Оглядевшись, вздохнула. Мать скоро найдут другие тролли. И понять, кто её убил, будет не трудно. Так что здесь я не останусь ни на секунду.
Недолго сомневаясь, сделала шаг, погрузив ступню ноги в рыхлый горный снег. Первый шаг навстречу своей свободе.
***
Подкинув ещё веток в костёр, я, мельком глянул на расхаживающую у лошадей Уну. Мда. После рассказов Ёдура, ещё до привала, я стал к ней по-другому относиться. Она в моих глазах… уже не просто наглая девчонка, что ли.

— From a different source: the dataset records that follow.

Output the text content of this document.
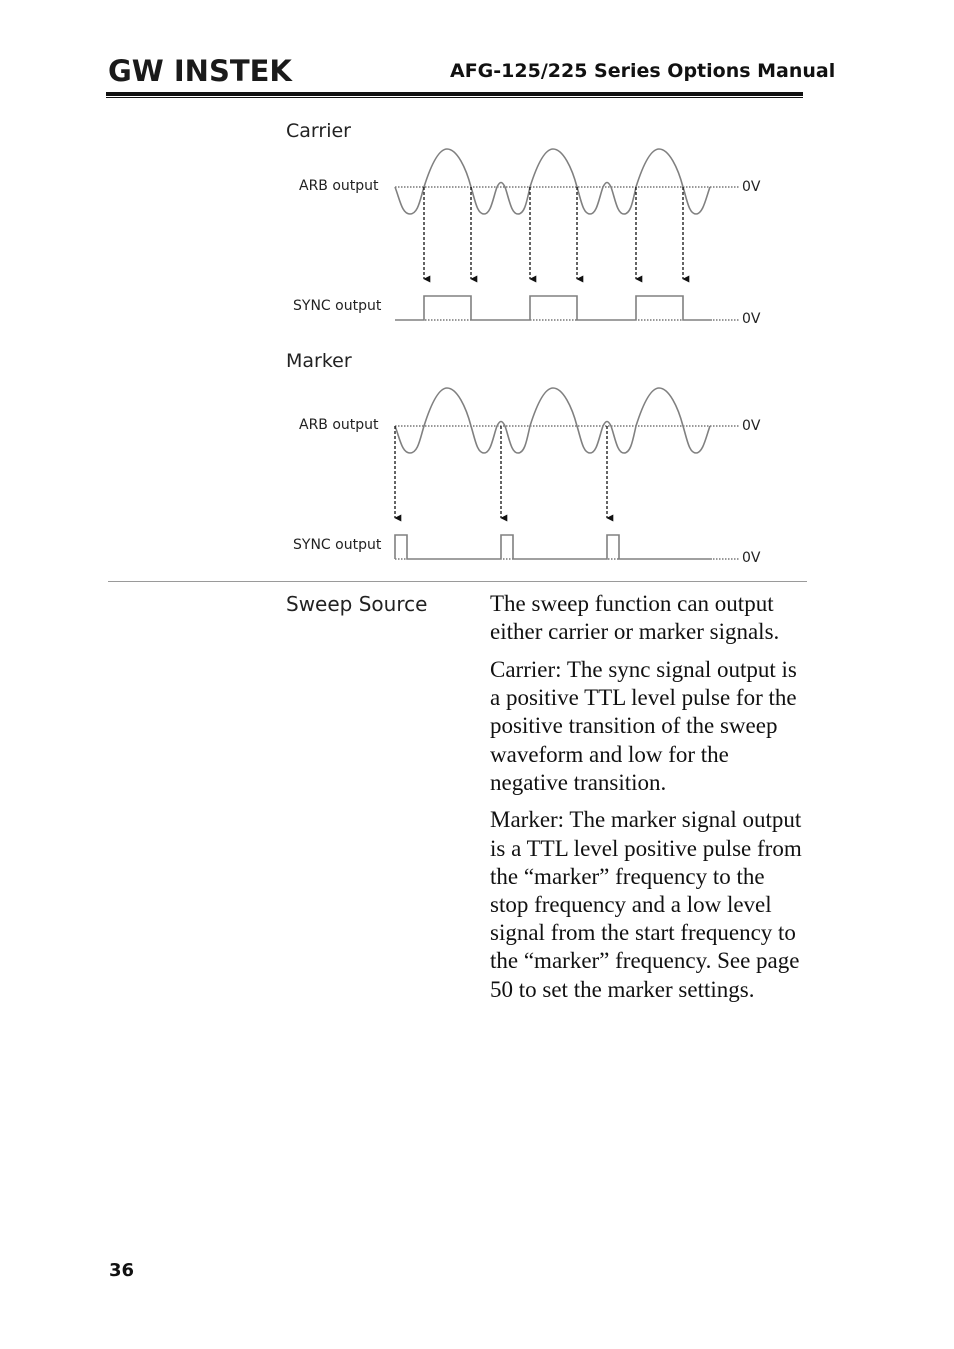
GW INSTEK	AFG-125/225 Series Options Manual
Carrier
ARB output
SYNC output
0V
0V
Marker
ARB output
SYNC output
0V
0V
Sweep Source	The sweep function can output either carrier or marker signals.

Carrier: The sync signal output is a positive TTL level pulse for the positive transition of the sweep waveform and low for the negative transition.

Marker: The marker signal output is a TTL level positive pulse from the “marker” frequency to the stop frequency and a low level signal from the start frequency to the “marker” frequency. See page 50 to set the marker settings.

36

Лошади её любили. Довольно фыркали, когда та гладила их по крупу, чуть ли не как собачки высовывали языки — только бы ей понравиться. Как, кстати, и все вокруг. В караване был явный дефицит женщин — то есть из женского пола лишь одна Уна. Да и не только потому, что она единственная девушка, за ней ухлёстывали все, кому не лень. Она была красива. По-настоящему красива. А то, что её мать была троллем — так это отразилось лишь в её росте, да мышцах, которые, как ни странно, делали её ещё краше.
Вот только Уна никому не отвечала взаимностью. Как рассказал мне гном, а он, судя по всему, знает многое, рыжеволосая никогда и никому взаимностью не отвечала. Сначала я подумал, что она из тех девушек, кому нравятся особы женского пола, но не тут то было. Просто Уна была принципиальной: ей нужен был тот, с кем она останется навсегда. Вот на Земле бы все были такими принципиальными…
— Ты не о том думаешь, — вдруг встрял в мои размышления внутренний голос.
— Что уж мне, помечтать нельзя?! — возмутился я.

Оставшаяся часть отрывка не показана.